**Based on a letter from a former cohouser. Fictional names and places are used in this account.
Answer from Chuck:
Thanks very much for the very important note and observations. And yes, it’s true that in the book Happily Ever Aftering in Cohousing we talk a lot about establishing a minimum of committee participation of each participant in a given cohousing community. If you have the minimum participation (cook one common meal per month, belonging to at least two committees, and participate with your neighbors 30 hours per year in maintenance projects) then you wouldn’t be stuck with those who aren’t going to contribute and if you have stated minimums in your House Rules, then you don’t have to interview people as much (other than to be sure that they understand the minimums.) And, for sure, a palpable community makes the biggest difference in resales, but you’re in such a desirable neighborhood that you do need to aggressively do something to stem the ebb towards regular condos.
In Denmark the only units in cohousing that had a hard time selling were those that ebbed into regular condo land. In other words, of the 46 that we studied in great detail, the one where it was voluntary to cook, voluntary to be on a committee, etc., had a hard time selling units. It ebbed to that place that was dependent on a few busybodies, and broad and fair participation was not agreed on. And it ebbed to where females were doing more of the common cooking than males – just what they set out to avoid originally. Like in Denmark, the number one factor enhancing resale is, “Do you feel the palpable community.” The one in Denmark I refer to was neither fish nor fowl. It was neither cohousing or a regular condo. People want clarity so choose one and be that. Let people know what they are getting into. In that way you set the individuals coming in—and therefore the entire community—up for success.
Recently, one of the current Study Group 1 Facilitators asked a question similar to this during our training. I know it is a burning question for many who are interested in living in a community long-term, which is why I can’t emphasize enough that you embrace the cohousing culture that you create and set the community up for success long term.

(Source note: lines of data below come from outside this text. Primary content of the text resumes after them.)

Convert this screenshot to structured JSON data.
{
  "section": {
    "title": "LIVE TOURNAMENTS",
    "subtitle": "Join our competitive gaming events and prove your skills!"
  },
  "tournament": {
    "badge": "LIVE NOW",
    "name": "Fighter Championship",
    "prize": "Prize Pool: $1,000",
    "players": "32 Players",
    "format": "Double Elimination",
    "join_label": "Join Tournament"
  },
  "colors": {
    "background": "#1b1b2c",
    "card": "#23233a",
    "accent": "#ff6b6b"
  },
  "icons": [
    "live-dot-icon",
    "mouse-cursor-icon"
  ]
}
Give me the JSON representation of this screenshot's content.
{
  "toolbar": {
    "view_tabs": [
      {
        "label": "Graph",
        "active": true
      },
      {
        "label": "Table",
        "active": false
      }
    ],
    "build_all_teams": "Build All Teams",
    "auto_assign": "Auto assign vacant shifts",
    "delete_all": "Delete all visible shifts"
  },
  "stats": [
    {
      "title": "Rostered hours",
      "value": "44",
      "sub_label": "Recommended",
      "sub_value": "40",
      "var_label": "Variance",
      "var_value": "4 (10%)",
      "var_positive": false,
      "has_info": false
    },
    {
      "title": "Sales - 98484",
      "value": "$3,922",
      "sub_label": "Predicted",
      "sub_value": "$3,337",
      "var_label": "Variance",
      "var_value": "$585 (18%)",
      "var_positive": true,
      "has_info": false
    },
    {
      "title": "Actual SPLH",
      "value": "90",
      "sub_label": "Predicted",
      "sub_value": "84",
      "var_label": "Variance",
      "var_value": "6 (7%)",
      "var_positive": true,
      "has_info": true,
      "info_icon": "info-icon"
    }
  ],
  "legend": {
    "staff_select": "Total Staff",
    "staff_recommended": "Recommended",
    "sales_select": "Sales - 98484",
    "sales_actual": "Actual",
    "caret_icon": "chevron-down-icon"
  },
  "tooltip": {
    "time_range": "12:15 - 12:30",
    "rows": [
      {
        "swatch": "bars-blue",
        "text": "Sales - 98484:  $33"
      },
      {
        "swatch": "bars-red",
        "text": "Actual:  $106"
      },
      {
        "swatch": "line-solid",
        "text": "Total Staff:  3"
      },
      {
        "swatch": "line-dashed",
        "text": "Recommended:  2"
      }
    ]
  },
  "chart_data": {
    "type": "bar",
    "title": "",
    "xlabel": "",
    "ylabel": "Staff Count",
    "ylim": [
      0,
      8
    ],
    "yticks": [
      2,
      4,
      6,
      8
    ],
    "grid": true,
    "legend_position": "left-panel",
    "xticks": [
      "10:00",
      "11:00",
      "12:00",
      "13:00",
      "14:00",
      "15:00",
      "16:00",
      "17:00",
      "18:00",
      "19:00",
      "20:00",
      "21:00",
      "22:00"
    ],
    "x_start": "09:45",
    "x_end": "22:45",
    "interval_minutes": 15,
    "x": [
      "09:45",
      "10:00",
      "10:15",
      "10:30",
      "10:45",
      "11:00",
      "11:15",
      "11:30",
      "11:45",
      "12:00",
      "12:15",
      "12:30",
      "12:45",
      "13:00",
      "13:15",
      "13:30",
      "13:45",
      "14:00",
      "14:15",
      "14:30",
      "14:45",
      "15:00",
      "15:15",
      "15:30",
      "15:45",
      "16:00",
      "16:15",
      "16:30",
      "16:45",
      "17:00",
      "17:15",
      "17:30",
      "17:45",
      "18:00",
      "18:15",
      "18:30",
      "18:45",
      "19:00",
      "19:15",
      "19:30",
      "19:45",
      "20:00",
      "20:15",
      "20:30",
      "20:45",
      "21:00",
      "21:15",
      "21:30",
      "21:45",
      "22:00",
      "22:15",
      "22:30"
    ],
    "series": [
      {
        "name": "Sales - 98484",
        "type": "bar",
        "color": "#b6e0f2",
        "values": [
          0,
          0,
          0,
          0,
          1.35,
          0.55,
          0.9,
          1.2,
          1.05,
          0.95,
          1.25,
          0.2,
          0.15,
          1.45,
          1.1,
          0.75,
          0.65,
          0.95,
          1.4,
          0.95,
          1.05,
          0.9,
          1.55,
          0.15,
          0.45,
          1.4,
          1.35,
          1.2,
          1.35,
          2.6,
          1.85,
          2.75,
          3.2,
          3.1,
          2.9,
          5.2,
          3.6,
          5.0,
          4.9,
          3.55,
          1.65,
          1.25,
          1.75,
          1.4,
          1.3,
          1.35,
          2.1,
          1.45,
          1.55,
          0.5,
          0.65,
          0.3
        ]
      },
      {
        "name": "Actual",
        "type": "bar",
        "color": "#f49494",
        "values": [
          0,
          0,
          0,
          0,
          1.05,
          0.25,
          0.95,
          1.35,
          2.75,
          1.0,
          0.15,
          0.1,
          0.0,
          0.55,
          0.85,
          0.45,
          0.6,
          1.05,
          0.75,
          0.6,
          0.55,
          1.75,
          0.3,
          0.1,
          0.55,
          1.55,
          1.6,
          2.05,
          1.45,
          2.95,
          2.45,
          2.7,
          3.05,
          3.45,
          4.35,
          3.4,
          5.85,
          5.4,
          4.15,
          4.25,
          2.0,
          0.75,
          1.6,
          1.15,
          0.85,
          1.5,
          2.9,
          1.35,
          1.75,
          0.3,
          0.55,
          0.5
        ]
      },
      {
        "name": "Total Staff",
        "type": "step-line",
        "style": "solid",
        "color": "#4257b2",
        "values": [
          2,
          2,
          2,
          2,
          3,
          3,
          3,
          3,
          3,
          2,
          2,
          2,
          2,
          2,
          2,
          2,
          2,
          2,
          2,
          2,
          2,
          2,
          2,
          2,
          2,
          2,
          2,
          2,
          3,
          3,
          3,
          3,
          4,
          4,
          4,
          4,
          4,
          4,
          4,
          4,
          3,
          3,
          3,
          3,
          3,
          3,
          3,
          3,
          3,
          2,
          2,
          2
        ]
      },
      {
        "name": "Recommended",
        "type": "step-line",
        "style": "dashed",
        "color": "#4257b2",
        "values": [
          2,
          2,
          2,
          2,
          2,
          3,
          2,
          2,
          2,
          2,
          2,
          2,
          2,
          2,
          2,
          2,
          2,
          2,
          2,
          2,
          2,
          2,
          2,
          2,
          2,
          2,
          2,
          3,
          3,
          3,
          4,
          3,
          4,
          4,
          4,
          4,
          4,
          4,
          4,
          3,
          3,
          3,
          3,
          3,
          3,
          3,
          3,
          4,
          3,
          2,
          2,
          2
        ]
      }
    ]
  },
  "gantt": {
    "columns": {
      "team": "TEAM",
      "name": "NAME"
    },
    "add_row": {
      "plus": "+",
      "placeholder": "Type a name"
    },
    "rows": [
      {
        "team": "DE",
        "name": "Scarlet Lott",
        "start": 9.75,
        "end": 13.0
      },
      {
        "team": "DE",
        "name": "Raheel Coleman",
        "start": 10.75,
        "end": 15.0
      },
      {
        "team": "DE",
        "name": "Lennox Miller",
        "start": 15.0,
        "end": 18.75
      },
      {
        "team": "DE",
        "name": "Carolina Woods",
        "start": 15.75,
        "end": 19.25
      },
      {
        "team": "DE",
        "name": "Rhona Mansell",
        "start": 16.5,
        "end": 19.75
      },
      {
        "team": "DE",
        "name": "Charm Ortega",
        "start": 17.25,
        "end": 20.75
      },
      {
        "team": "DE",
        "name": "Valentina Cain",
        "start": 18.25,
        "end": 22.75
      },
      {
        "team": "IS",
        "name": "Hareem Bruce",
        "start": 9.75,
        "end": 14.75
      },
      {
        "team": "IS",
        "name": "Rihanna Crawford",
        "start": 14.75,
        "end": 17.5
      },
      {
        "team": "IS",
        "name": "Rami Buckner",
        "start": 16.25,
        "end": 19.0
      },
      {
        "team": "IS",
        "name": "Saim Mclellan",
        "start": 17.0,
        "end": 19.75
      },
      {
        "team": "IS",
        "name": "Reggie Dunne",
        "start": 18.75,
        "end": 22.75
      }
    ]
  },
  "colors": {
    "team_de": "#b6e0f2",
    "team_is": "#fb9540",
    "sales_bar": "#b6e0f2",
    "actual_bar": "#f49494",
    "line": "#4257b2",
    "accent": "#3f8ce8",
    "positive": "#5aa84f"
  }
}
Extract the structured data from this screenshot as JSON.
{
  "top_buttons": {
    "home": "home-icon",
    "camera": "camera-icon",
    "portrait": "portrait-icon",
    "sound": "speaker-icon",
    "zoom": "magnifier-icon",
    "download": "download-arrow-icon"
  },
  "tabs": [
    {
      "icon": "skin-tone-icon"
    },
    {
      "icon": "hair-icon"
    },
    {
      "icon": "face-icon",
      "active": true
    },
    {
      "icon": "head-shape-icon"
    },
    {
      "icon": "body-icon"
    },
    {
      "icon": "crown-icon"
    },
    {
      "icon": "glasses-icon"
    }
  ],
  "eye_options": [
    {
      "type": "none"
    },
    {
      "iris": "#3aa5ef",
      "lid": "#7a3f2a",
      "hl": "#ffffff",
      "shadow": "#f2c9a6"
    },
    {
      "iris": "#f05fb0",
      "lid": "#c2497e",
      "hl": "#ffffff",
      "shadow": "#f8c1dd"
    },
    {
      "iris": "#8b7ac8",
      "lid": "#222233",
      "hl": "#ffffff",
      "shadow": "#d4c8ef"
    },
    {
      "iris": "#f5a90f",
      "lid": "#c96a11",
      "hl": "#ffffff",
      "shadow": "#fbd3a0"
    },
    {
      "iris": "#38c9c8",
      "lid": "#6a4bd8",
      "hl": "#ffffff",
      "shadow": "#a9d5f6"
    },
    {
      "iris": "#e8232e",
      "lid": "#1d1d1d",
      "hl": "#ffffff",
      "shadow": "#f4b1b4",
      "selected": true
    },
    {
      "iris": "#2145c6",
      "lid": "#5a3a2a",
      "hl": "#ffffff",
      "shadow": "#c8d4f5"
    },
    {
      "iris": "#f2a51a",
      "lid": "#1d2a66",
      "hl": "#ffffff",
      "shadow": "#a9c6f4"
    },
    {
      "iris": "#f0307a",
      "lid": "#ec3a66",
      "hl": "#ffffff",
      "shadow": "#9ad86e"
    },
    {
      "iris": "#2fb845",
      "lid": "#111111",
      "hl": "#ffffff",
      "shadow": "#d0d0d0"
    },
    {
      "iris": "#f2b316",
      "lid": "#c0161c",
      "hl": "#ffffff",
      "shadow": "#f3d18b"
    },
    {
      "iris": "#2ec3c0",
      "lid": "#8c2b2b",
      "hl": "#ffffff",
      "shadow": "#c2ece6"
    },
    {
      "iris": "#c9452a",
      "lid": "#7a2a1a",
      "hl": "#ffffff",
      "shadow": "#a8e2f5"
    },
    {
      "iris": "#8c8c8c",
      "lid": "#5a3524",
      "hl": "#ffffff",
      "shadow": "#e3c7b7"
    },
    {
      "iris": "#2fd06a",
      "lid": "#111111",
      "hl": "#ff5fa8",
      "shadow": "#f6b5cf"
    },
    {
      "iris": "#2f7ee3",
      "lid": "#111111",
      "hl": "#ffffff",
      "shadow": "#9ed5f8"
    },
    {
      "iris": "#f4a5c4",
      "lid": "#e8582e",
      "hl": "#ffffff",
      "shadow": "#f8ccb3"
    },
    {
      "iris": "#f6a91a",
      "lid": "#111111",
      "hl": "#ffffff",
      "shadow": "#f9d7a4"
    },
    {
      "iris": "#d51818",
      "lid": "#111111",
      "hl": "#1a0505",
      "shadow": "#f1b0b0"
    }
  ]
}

Now in Denmark, almost half of the cohousing communities are limited equity coops, which means they can vet who comes in. That may or may not become the future here. In the meantime, we have to come up with interview provisions that help protect the community aspect and some semblance of affordability. In Berkeley, the cohousing self-imposed a 4.5% cap per year on equity. You can impose whatever covenants you want, but at the same time, you don’t want to limit the market too much. In Elder Spirit Cohousing, the third senior cohousing built in the U.S., when a unit is sold, 50% of the appreciation goes back to the community. It’s one way to best assure that you’re preserving affordability.
Other things that can be (and increasingly are being done):
1. The residents that live there (the community) gets first right of refusal and the unit is sold at appraised value. Then the community can sell it/rent it to whomever they choose. There is still an appreciation upside, just not as big. Since high functioning communities are a priority, the issue of huge appreciation is a real concern in this country and has made some cohousing communities unaffordable;
2. Serious, serious orientation. This is who we are and this is how we do things. This is best done with the Site, Common House, and Private House programs from the Participatory Design Process. Usually, someone from the membership committee discusses this in person with prospective buyer. Take them out for coffee;
3. Have a true elder in the group, someone who can talk directly about the norms and mores of your neighborhood. When I was a kid, going around making noise late into the night, I had at least one elder in the community sternly remind me that it was not acceptable at that hour. Similarly, I’ll never forget the time that we had a prospective buyer who suggested that he couldn’t cook for his neighbors on a monthly basis. Betty, an elder in the community walked him to the door and kindly said, “Jim, there’s an entire world out there for people who don’t cook for their neighbor. Here we cook for our neighbor.” Thank goodness Betty was at dinner that night or we might have been stuck with Jim;
4. These days, most cohousing communities, like Nevada City Cohousing, ask everyone to sign a participation agreement (I will cook, I will belong to two or more committees, etc.) Then we have four or five elders in our community who remind us all to play our part in making this community work long term.
The conversation needs to be amped up around this. Something needs to be done to best assure that people moving in are on board to contribute to the community. Some groups, like Berkeley Cohousing took it upon themselves to implement the cap, and those are the groups who seem to always be filled with happy, caring, neighborly community.
As we roll into the holiday season, we are surrounded by community. So much work to be done to get ready for the next party, cleaning up from the last, or maybe shovel the snow from the pathways. When you live in community, it is essential that everyone chips in -- it makes the load a lot lighter and the members much happier knowing that they have support.
The tragedy of the commons is real, but can be handily mitigated. No one moves into cohousing to take advantage of their neighbor but it does happen. To ensure that every community member is contributing, minimum participation must be agreed upon before moving in, as described at length in the book Happily Ever Aftering in Cohousing. The prosperity and longevity of cohousing depends on it.